Traurige Zeiten

Jetzt auch Frankreich! Daran, dass die Deutschen sich schwertun, Plätze und Straßen zu gestalten, habe ich mich ja mittlerweile schon gewöhnt. Dass es mit dem Geschmack der Franzosen, die schließlich den Boulevard erfunden haben (das sogar lange vor Haussmann), auch nicht mehr weit her ist, überrascht mich doch sehr – sie haben es geschafft, zum Mont-Saint-Michel – da die ländliche, urgemütliche Deichstraße sich anschickte, aus der Felseninsel ein Cap zu machen, muss sie abgetragen werden – eine Brücke, die, dank der überbreiten Fahrbahnen, städtischer nicht sein kann, zu bauen. Gesegnet ist der Wanderer, dessen Abenteuersinn beim Marsch zur Insel entfacht wird. Da ist seit gestern Phantasie gefragt. Viele der Fußgänger werden zudem schimpfen, dass Unterstände, die jenen, die nicht den Shuttlebus nehmen wollen, Schutz vor heftigen Schauern bieten würden, fehlen. Vielleicht erbarmen sich die Fahrer der Linienbusse, sie mitzunehmen. Trampen im Watt. Das wäre mal etwas ganz Neues. Hätte nicht ein Fußgängersteg gereicht? Jene, die absolut nichts mit dem Laufen am Hut haben, hätte man ja mit einem Luftkissenboot zur Insel bringen können. Das ist allemal aufregender, als mit dem Omnibus chauffiert zu werden. Eine Fahrspur mit Ausweichstellen wäre auch noch erträglich. Zwei sind aber entschieden zu viel.
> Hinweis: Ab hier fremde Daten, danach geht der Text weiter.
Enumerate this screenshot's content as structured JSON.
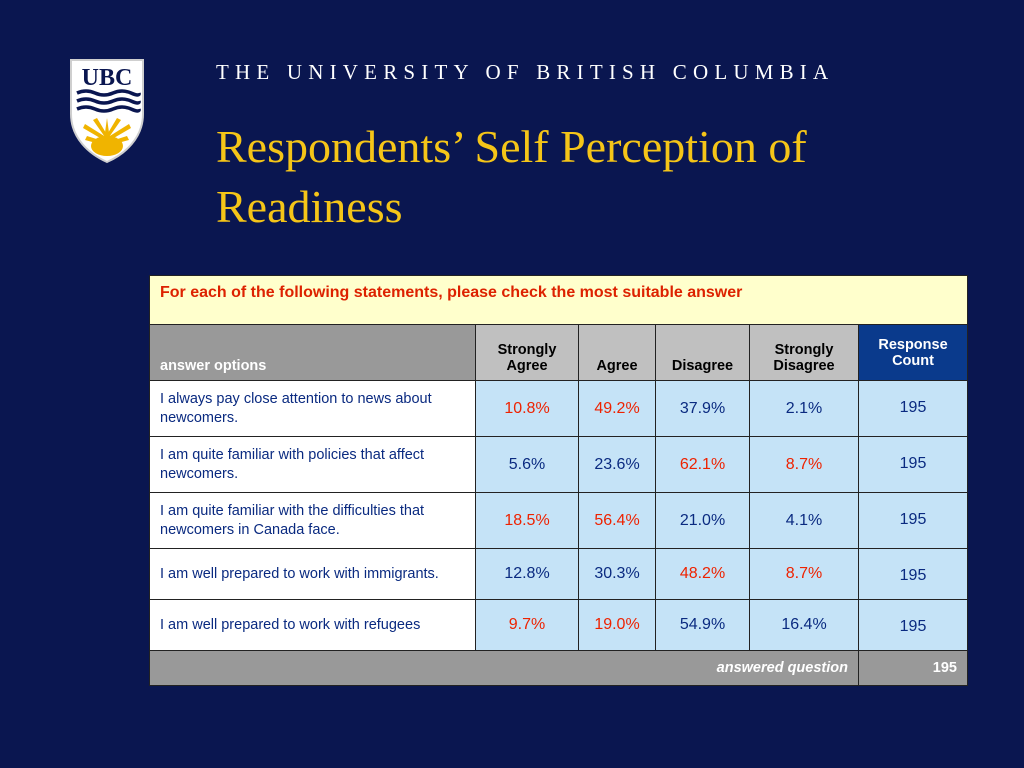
{
  "header": {
    "university": "THE UNIVERSITY OF BRITISH COLUMBIA",
    "title": "Respondents’ Self Perception of Readiness",
    "logo_text": "UBC"
  },
  "colors": {
    "background": "#0a1650",
    "title": "#f5c518",
    "highlight_red": "#ee2200",
    "value_blue": "#0a2a80",
    "instruction_bg": "#ffffcc",
    "cell_bg": "#c5e3f7",
    "count_header_bg": "#0a3a8c"
  },
  "table": {
    "instruction": "For each of the following statements, please check the most suitable answer",
    "columns": {
      "options": "answer options",
      "strongly_agree": "Strongly Agree",
      "agree": "Agree",
      "disagree": "Disagree",
      "strongly_disagree": "Strongly Disagree",
      "response_count": "Response Count"
    },
    "rows": [
      {
        "statement": "I always pay close attention to news about newcomers.",
        "strongly_agree": "10.8%",
        "agree": "49.2%",
        "disagree": "37.9%",
        "strongly_disagree": "2.1%",
        "count": "195",
        "highlighted": [
          "strongly_agree",
          "agree"
        ]
      },
      {
        "statement": "I am quite familiar with policies that affect newcomers.",
        "strongly_agree": "5.6%",
        "agree": "23.6%",
        "disagree": "62.1%",
        "strongly_disagree": "8.7%",
        "count": "195",
        "highlighted": [
          "disagree",
          "strongly_disagree"
        ]
      },
      {
        "statement": "I am quite familiar with the difficulties that newcomers in Canada face.",
        "strongly_agree": "18.5%",
        "agree": "56.4%",
        "disagree": "21.0%",
        "strongly_disagree": "4.1%",
        "count": "195",
        "highlighted": [
          "strongly_agree",
          "agree"
        ]
      },
      {
        "statement": "I am well prepared to work with immigrants.",
        "strongly_agree": "12.8%",
        "agree": "30.3%",
        "disagree": "48.2%",
        "strongly_disagree": "8.7%",
        "count": "195",
        "highlighted": [
          "disagree",
          "strongly_disagree"
        ]
      },
      {
        "statement": "I am well prepared to work with refugees",
        "strongly_agree": "9.7%",
        "agree": "19.0%",
        "disagree": "54.9%",
        "strongly_disagree": "16.4%",
        "count": "195",
        "highlighted": [
          "strongly_agree",
          "agree"
        ]
      }
    ],
    "footer": {
      "label": "answered question",
      "total": "195"
    }
  }
}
Wie schön wäre es, wenn die Tagesschau mit dieser Meldung aufmachen könnte. Stattdessen stehen die opferreichen Kämpfe, die von Tag zu Tag immer mehr Menschen als abscheulich und unsinnig empfinden, im Gazastreifen sowie in der Ukraine im Mittelpunkt der Berichterstattung. Angesichts vieler getöteter Zivilisten, zusammen dürften über tausend Menschen umgekommen sein, und zig zerstörter Häuser ist es völlig verständlich, dass die Zahl derer, die sich fragen, ob die Mittel, derer sich die Kriegsparteien bemächtigen, nicht völlig unangemessen sind, unaufhörlich zunimmt. Recht haben sie, denn im Augenblick sind die Kontrahenten dabei, neue Gegner zu rekrutieren. (Der Krieg ernährt den Krieg. Meistens ist das im Gegensatz zu Wallensteins Zeiten dann ein neuer Konflikt.) So sollten die Israelis sich nicht wundern, wenn der größte Teil der Jugendlichen und Männer, die wegen der „Klopf aufs Dach Taktik“ ihre Wohnungen verloren haben, sich der Hamas anschließt, um gegen sie zu kämpfen. Die Raketen der Palästinenser tragen dazu bei, dass der IDF nicht die Freiwilligen ausgehen. Aber wie kann ein Land Taktiken anwenden, die vierhundert Zivilisten das Leben gekostet hat, wenn es nur einen toten Bürger zu beklagen hat? (Ich habe mir sagen lassen, im heute journal hätten sie kein Problem, das zu erklären. Der Aufmacher von gestern – „Anti-Israel-Demos in der Kritik“.) Warum muss Israel die Eingänge der Tunnel, die dazu dienen, Attentäter nach Israel zu schmuggeln, zerstören, wenn es die Möglichkeit hat, gleich hinter oder direkt an der Grenze mittels Seismographen die Gänge bzw. Bewegungen zu orten? Zur Not könnte man im Grenzgebiet immer wieder Sprengungen vornehmen. Stattdessen schickt man Soldaten und Panzer in den Häuserkampf. Stalingrad lässt grüßen.

Wissen die US-Geheimdienste wirklich nicht mehr über den bisher traurigen Höhepunkt des Krieges in der Ukraine? Was RT und der Guardian zu berichten haben, lässt vermuten, dass die USA nichts wissen bzw. ihre Informationen aus dem Internet haben. Das ist mehr als dürftig. Dass sich die Staaten nicht mal mehr die Mühe zu machen brauchen, zu verfolgen, was in einem Kriegsgebiet, in dem deren Partner aktiv ist, vor sich geht, zeigt, wie sicher und überlegen sich Obama und Co. fühlen müssen. Läuft etwas übelst schief, sind die Russen eh die Buhmänner. Über die Internet- und Handynutzer weiß die USA alles. Was in einem Krieg, der weit entfernt von Washington geführt wird, passiert, ist der Führung, wenn sich diese bzw. ihr Partner nicht zu fürchten brauchen, für Taten beschuldigt zu werden, egal. So lässt sich Geschichte machen. Unablässig geht es voran. Wer still hält und nachdenkt, hat verloren.